La décision de justice. « Les procédés littéraires utilisés ne permettent pas au lecteur de différencier les personnages de la réalité, de sorte que l’œuvre ne peut être qualifiée de fictionnelle », estime le tribunal de grande instance de Paris. Patrick Poivre d’Arvor est donc condamné à payer 25 000 euros de dommages et intérêts à la jeune femme, ainsi que 8 000 euros couvrant les frais de justice et de publication du jugement dans deux journaux. « Mais la décision la plus grave et la plus rare sur le plan judiciaire est l’interdiction de toute nouvelle réimpression du roman », remarque Le Figaro.
« Colères » de Lionel Duroy
C’est un roman. Les fictions fleuves de l’ancien journaliste de Libération puisent dans les naufrages familiaux. Après avoir conté son enfance au milieu de dix frères et sœurs et de parents fantasques dans Le Chagrin, le narrateur déroule dans Colères (Robert Laffont, 2011) la rupture avec son fils « David », dépeint en drogué. Le fils de Lionel Duroy, Raphaël dans la vraie vie, porte plainte pour atteinte à la vie privée. Il fait valoir que son père va jusqu’à insérer en page 29 de son livre un mail qu’il lui a réellement envoyé (« Tu vas pouvoir assumer ton fils camé tranquillement », y écrit-il). Le jeune homme demande alors « 25 000 euros aux éditions Robert Laffont et l’interdiction du livre. Sa destruction, donc. Sous astreinte de 1 000 euros par jour de retard ».
Le 23 mai 2013, la maison d’édition Robert Laffont est condamnée à verser à Raphaël Duroy 10 000 euros de dommages et intérêts pour atteintes à sa vie privée. « Nombreuses et au centre de la moitié de la première partie de l’ouvrage, celles-ci mettent à nu l’intimité de la construction, depuis sa naissance, d’un jeune homme de 27 ans », souligne le tribunal de grande instance de Paris.
« Les Petits », de Christine Angot
La prêtresse de l’autofiction se nourrit de ses rencontres et n’en fait pas mystère. Les modèles de ses héros sont parfois célèbres : dans le roman Le Marché des amants, elle narre ainsi ses amours, détails crus à l’appui, avec le rappeur Doc Gynéco. Dans le suivant, Les Petits (Flammarion, 2011), elle met en scène une certaine « Hélène », compagne d’un musicien martiniquais du nom de Billy, en manipulatrice « toute puissante ». Les cinq enfants sont « instrumentalisés », le couple devient un enfer sous l’effet de la colère permanente de la mère.

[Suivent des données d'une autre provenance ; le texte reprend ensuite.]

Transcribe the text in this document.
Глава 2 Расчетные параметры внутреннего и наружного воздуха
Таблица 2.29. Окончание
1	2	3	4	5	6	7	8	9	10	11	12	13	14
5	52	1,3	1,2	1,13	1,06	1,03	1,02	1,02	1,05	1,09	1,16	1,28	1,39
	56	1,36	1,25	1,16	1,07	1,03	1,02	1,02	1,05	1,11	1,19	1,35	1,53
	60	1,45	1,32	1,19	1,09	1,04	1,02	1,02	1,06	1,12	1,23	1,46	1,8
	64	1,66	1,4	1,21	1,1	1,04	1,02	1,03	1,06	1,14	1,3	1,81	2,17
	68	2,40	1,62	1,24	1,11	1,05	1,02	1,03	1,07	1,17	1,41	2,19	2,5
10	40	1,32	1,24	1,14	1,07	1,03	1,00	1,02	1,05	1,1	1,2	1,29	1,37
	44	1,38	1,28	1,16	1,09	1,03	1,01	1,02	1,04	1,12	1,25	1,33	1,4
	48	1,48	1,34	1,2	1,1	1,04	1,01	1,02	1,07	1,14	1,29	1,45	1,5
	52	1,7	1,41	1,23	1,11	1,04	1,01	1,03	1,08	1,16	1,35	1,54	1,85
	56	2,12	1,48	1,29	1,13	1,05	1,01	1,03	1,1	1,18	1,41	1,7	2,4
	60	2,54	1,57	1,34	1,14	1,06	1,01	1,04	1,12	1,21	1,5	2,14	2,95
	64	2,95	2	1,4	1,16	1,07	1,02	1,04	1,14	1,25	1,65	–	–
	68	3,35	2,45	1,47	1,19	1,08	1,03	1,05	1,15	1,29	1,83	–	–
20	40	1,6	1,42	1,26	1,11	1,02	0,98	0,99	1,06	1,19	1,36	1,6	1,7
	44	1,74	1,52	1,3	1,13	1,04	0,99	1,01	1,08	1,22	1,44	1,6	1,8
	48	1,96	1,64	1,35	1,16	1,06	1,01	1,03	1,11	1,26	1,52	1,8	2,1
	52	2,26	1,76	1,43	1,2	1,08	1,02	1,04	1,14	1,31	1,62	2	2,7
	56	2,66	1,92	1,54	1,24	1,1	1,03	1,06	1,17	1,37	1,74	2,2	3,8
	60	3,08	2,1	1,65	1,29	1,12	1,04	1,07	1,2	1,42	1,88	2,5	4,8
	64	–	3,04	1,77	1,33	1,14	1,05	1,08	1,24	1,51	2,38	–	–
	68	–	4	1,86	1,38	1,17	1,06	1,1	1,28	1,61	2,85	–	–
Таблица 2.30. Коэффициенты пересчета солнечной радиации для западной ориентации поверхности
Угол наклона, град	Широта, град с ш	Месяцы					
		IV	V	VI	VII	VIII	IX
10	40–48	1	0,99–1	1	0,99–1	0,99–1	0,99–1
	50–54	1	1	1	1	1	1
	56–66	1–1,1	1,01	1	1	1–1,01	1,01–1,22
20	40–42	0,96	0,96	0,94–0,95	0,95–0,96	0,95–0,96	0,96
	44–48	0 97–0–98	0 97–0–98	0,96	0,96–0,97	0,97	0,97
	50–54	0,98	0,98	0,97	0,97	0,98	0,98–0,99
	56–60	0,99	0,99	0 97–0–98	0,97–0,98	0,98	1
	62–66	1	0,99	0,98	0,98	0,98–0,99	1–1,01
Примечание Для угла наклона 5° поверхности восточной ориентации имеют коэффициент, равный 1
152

En réalité, « Billy » est le nouveau compagnon de Christine Angot, et « Hélène », son ex-compagne, s’appelle Élise Bidoit. « Elise identifiable, la frontière se fait mince entre fiction et ingérence dans la vie privée d’autrui », écrit L’Obs, dans un article intitulé « Comment Christine Angot a détruit la vie d’Élise B ». La jeune femme porte plainte pour atteinte à la vie privée. « À la parution de son livre, j’ai tenté de mettre fin à mes jours. Tout est vrai dans son livre, c’est ma vie. Elle veut ma mort, détruire mes enfants », confiera-t-elle. Elle réclame 200 000 euros de dommages et intérêts.
Le 27 mai 2013, le tribunal de grande instance de Paris ordonne à Christine Angot de verser 40 000 euros de dommages et intérêts à Élise Bidoit. La multitude de détails donnés dans le livre lève « dans l’esprit du lecteur tout doute sur l’enracinement dans la réalité du récit ». La justice retient comme une sorte de « circonstance aggravante », le fait qu’Élise Bidoit avait déjà protesté contre le précédent livre de Christine Angot, manifestant ainsi « son opposition à toute utilisation, par cet auteur, d’éléments de sa vie privée ». Elle n’avait pas, cette fois-là, porté plainte (une transaction à l’amiable avait été conclue).
« Belle et bête » de Marcela Iacub
Mêlant fiction et réalité, l’auteure raconte sa liaison avec Dominique Strauss-Kahn dans ce livre publié par les éditions Stock en février 2013. Elle décrit sans fard les fantasmes de son amant (non nommé), « mi-homme mi-cochon ». « Il lèche beaucoup les oreilles, adore enduire sa partenaire de confiture (à l’orange) avant de la lécher (encore), tombe littéralement en extase après avoir monologué sur les attraits de sa truie (sic) », résume Le Point.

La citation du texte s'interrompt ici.